Issue (i): whether the respondent's letters amounted to an unconditional acceptance of the offer of appointment
Analysis: The terms of appointment and the place of first posting were distinct matters. The respondent accepted the offer of appointment and only sought a change of posting from Chennai to a place near Indore. A request regarding posting did not amount to a refusal of the offered terms or a condition precedent to acceptance.
Conclusion: The acceptance was unconditional.
Issue (ii): whether a Member of CESTAT on probation can be said to be "ceasing to hold office" so as to attract the bar under Section 129(6) of the Customs Act, 1962
Analysis: Probation is a period of trial, and a probationer does not acquire a substantive right to the post or a lien on it. The service rules treated probationers and confirmed Members as distinct classes. Reading Section 129(6) with the recruitment rules, the expression "ceasing to hold office" was held not to include discharge during probation. The bar against appearance before the Tribunal was therefore confined to Members who had held office substantively after confirmation.
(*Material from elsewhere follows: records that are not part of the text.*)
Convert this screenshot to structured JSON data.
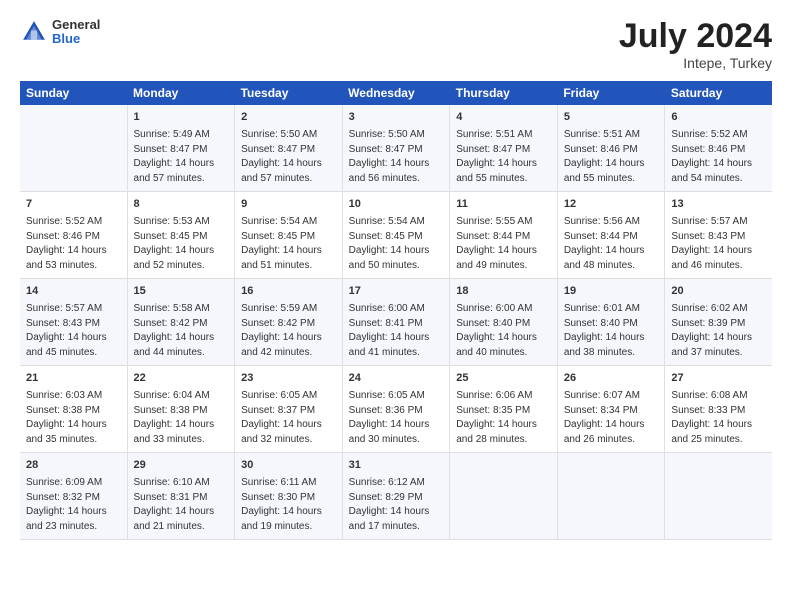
{
  "header": {
    "logo": {
      "general": "General",
      "blue": "Blue"
    },
    "title": "July 2024",
    "location": "Intepe, Turkey"
  },
  "days_of_week": [
    "Sunday",
    "Monday",
    "Tuesday",
    "Wednesday",
    "Thursday",
    "Friday",
    "Saturday"
  ],
  "weeks": [
    [
      {
        "day": "",
        "data": []
      },
      {
        "day": "1",
        "data": [
          "Sunrise: 5:49 AM",
          "Sunset: 8:47 PM",
          "Daylight: 14 hours",
          "and 57 minutes."
        ]
      },
      {
        "day": "2",
        "data": [
          "Sunrise: 5:50 AM",
          "Sunset: 8:47 PM",
          "Daylight: 14 hours",
          "and 57 minutes."
        ]
      },
      {
        "day": "3",
        "data": [
          "Sunrise: 5:50 AM",
          "Sunset: 8:47 PM",
          "Daylight: 14 hours",
          "and 56 minutes."
        ]
      },
      {
        "day": "4",
        "data": [
          "Sunrise: 5:51 AM",
          "Sunset: 8:47 PM",
          "Daylight: 14 hours",
          "and 55 minutes."
        ]
      },
      {
        "day": "5",
        "data": [
          "Sunrise: 5:51 AM",
          "Sunset: 8:46 PM",
          "Daylight: 14 hours",
          "and 55 minutes."
        ]
      },
      {
        "day": "6",
        "data": [
          "Sunrise: 5:52 AM",
          "Sunset: 8:46 PM",
          "Daylight: 14 hours",
          "and 54 minutes."
        ]
      }
    ],
    [
      {
        "day": "7",
        "data": [
          "Sunrise: 5:52 AM",
          "Sunset: 8:46 PM",
          "Daylight: 14 hours",
          "and 53 minutes."
        ]
      },
      {
        "day": "8",
        "data": [
          "Sunrise: 5:53 AM",
          "Sunset: 8:45 PM",
          "Daylight: 14 hours",
          "and 52 minutes."
        ]
      },
      {
        "day": "9",
        "data": [
          "Sunrise: 5:54 AM",
          "Sunset: 8:45 PM",
          "Daylight: 14 hours",
          "and 51 minutes."
        ]
      },
      {
        "day": "10",
        "data": [
          "Sunrise: 5:54 AM",
          "Sunset: 8:45 PM",
          "Daylight: 14 hours",
          "and 50 minutes."
        ]
      },
      {
        "day": "11",
        "data": [
          "Sunrise: 5:55 AM",
          "Sunset: 8:44 PM",
          "Daylight: 14 hours",
          "and 49 minutes."
        ]
      },
      {
        "day": "12",
        "data": [
          "Sunrise: 5:56 AM",
          "Sunset: 8:44 PM",
          "Daylight: 14 hours",
          "and 48 minutes."
        ]
      },
      {
        "day": "13",
        "data": [
          "Sunrise: 5:57 AM",
          "Sunset: 8:43 PM",
          "Daylight: 14 hours",
          "and 46 minutes."
        ]
      }
    ],
    [
      {
        "day": "14",
        "data": [
          "Sunrise: 5:57 AM",
          "Sunset: 8:43 PM",
          "Daylight: 14 hours",
          "and 45 minutes."
        ]
      },
      {
        "day": "15",
        "data": [
          "Sunrise: 5:58 AM",
          "Sunset: 8:42 PM",
          "Daylight: 14 hours",
          "and 44 minutes."
        ]
      },
      {
        "day": "16",
        "data": [
          "Sunrise: 5:59 AM",
          "Sunset: 8:42 PM",
          "Daylight: 14 hours",
          "and 42 minutes."
        ]
      },
      {
        "day": "17",
        "data": [
          "Sunrise: 6:00 AM",
          "Sunset: 8:41 PM",
          "Daylight: 14 hours",
          "and 41 minutes."
        ]
      },
      {
        "day": "18",
        "data": [
          "Sunrise: 6:00 AM",
          "Sunset: 8:40 PM",
          "Daylight: 14 hours",
          "and 40 minutes."
        ]
      },
      {
        "day": "19",
        "data": [
          "Sunrise: 6:01 AM",
          "Sunset: 8:40 PM",
          "Daylight: 14 hours",
          "and 38 minutes."
        ]
      },
      {
        "day": "20",
        "data": [
          "Sunrise: 6:02 AM",
          "Sunset: 8:39 PM",
          "Daylight: 14 hours",
          "and 37 minutes."
        ]
      }
    ],
    [
      {
        "day": "21",
        "data": [
          "Sunrise: 6:03 AM",
          "Sunset: 8:38 PM",
          "Daylight: 14 hours",
          "and 35 minutes."
        ]
      },
      {
        "day": "22",
        "data": [
          "Sunrise: 6:04 AM",
          "Sunset: 8:38 PM",
          "Daylight: 14 hours",
          "and 33 minutes."
        ]
      },
      {
        "day": "23",
        "data": [
          "Sunrise: 6:05 AM",
          "Sunset: 8:37 PM",
          "Daylight: 14 hours",
          "and 32 minutes."
        ]
      },
      {
        "day": "24",
        "data": [
          "Sunrise: 6:05 AM",
          "Sunset: 8:36 PM",
          "Daylight: 14 hours",
          "and 30 minutes."
        ]
      },
      {
        "day": "25",
        "data": [
          "Sunrise: 6:06 AM",
          "Sunset: 8:35 PM",
          "Daylight: 14 hours",
          "and 28 minutes."
        ]
      },
      {
        "day": "26",
        "data": [
          "Sunrise: 6:07 AM",
          "Sunset: 8:34 PM",
          "Daylight: 14 hours",
          "and 26 minutes."
        ]
      },
      {
        "day": "27",
        "data": [
          "Sunrise: 6:08 AM",
          "Sunset: 8:33 PM",
          "Daylight: 14 hours",
          "and 25 minutes."
        ]
      }
    ],
    [
      {
        "day": "28",
        "data": [
          "Sunrise: 6:09 AM",
          "Sunset: 8:32 PM",
          "Daylight: 14 hours",
          "and 23 minutes."
        ]
      },
      {
        "day": "29",
        "data": [
          "Sunrise: 6:10 AM",
          "Sunset: 8:31 PM",
          "Daylight: 14 hours",
          "and 21 minutes."
        ]
      },
      {
        "day": "30",
        "data": [
          "Sunrise: 6:11 AM",
          "Sunset: 8:30 PM",
          "Daylight: 14 hours",
          "and 19 minutes."
        ]
      },
      {
        "day": "31",
        "data": [
          "Sunrise: 6:12 AM",
          "Sunset: 8:29 PM",
          "Daylight: 14 hours",
          "and 17 minutes."
        ]
      },
      {
        "day": "",
        "data": []
      },
      {
        "day": "",
        "data": []
      },
      {
        "day": "",
        "data": []
      }
    ]
  ]
}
Conclusion: A Member discharged during probation is not covered by the bar in Section 129(6).
Final Conclusion: The Tribunal's view was held to be a plausible interpretation and no interference was warranted in writ jurisdiction, so the challenge to the Tribunal's order failed.
Ratio Decidendi: A probationer in a statutory tribunal does not hold the office in the substantive sense required to trigger a post-cessation professional bar, and a request regarding place of posting does not convert an acceptance of appointment into a conditional acceptance of the offer itself.